Similarly, this PPP aims to involve CPs and GPs in the follow-up of transplant patients. Indeed, even today, activities carried out in the hospital and in private practices remain separate. However, once out of the hospital, due to their proximity, CPs and GPs are often patients’ primary contacts. However, due to the small number of transplant patients, CPs are often unfamiliar with immunosuppressive drugs. This PPP aims to provide them with ample information on the management of transplant patients in private practice. Thus, if necessary, CPs will be able to remind transplant patients of the procedures for taking anti-rejection drugs, the importance of good compliance with these treatments and the importance of following lifestyle and dietary recommendations. These reminders may possibly compensate for the lower level of compliance with treatment observed some time after a transplant.

Through this PPP, we intend to improve the therapeutic education of patients and also strengthen the private practice-hospital link in the aim of increasing patients’ adherence to their immunosuppressive treatments by 70 to 80%.

Thanks to GRePH, this innovative PPP will be implemented in 10 French university hospitals.
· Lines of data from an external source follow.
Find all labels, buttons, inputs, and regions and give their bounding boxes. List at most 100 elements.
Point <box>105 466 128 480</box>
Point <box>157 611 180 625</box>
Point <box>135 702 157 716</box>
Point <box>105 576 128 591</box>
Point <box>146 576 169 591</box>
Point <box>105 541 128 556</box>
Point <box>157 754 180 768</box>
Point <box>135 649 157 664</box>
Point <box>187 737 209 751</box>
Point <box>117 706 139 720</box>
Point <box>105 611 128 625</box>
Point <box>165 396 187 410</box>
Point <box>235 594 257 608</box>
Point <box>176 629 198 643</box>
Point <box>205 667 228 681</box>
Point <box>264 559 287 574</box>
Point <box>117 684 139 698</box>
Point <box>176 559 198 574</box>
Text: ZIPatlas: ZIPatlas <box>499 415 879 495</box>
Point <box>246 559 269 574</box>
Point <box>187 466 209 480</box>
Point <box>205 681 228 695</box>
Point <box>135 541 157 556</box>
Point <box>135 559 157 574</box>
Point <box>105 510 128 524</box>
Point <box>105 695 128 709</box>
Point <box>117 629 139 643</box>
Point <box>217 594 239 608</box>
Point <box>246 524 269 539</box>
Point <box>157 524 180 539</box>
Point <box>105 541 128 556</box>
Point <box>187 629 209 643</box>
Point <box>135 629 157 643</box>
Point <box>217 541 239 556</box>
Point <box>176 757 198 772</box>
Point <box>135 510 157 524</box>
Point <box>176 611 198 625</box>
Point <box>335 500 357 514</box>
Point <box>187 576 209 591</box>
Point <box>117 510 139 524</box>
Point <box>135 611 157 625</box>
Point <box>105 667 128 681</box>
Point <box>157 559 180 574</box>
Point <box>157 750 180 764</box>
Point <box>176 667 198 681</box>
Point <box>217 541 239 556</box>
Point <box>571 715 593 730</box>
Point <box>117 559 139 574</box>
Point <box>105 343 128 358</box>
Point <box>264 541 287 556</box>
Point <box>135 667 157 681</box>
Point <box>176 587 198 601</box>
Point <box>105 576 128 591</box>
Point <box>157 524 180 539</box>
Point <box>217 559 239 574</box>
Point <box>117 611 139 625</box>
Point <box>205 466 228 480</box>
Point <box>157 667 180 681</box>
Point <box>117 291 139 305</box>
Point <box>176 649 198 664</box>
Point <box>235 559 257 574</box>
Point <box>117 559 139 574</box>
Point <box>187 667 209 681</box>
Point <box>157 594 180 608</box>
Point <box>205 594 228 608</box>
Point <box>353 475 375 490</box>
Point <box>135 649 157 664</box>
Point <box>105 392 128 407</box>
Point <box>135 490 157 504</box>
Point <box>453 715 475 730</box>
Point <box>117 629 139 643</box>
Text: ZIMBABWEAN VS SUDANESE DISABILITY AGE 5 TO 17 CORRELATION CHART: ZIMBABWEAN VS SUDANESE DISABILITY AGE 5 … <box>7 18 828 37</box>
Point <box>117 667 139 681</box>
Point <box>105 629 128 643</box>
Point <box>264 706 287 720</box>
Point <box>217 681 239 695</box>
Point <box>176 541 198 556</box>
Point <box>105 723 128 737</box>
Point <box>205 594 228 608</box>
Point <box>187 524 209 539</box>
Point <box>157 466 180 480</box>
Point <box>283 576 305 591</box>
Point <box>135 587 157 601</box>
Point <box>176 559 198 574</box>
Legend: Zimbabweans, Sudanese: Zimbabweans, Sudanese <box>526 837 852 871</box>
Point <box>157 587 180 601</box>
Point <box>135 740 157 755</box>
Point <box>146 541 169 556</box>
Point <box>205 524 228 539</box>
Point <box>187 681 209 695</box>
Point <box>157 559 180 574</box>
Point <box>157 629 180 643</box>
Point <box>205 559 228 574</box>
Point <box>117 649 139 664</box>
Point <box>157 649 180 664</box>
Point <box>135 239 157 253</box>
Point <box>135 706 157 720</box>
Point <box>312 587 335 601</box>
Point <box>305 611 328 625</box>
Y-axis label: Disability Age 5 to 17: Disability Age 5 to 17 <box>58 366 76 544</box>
The stepped-wedge design was chosen in order to maintain the PPP once the study is completed. Indeed, thanks to this scheme, at the end of the inclusions, all the centres will still be in the intervention phase, an important criterion that can strengthen the participation of centres in the study. Moreover, a stepped-wedge design avoids group contamination: at a given time, within the service, all patients will participate either in the control phase or in the intervention phase.

Finally, a medico-economic study will evaluate the efficiency of PPP. GRePH will be the first study to evaluate the benefits of implementing PPP in transplant patients. If its effectiveness is demonstrated, this process could be generalized to all transplant patients. It could even be applied to other pathologies. Last but not least, through GRePH, close links between hospital and community professionals will be established, which could reduce rehospitalization in the long term.

Trial status

All centres started the study in the control phase on 7 October 2020. The first centre has entered the intervention phase on 11 January 2021. Since then, 5 other centres have joined it. Another centre is in the transition phase and carrying out its 2-day training via the sponsor. At this time, 526 patients have been included. Protocol version 2.3 (8 July 2020). The theoretical end date for inclusion is 28 August 2022.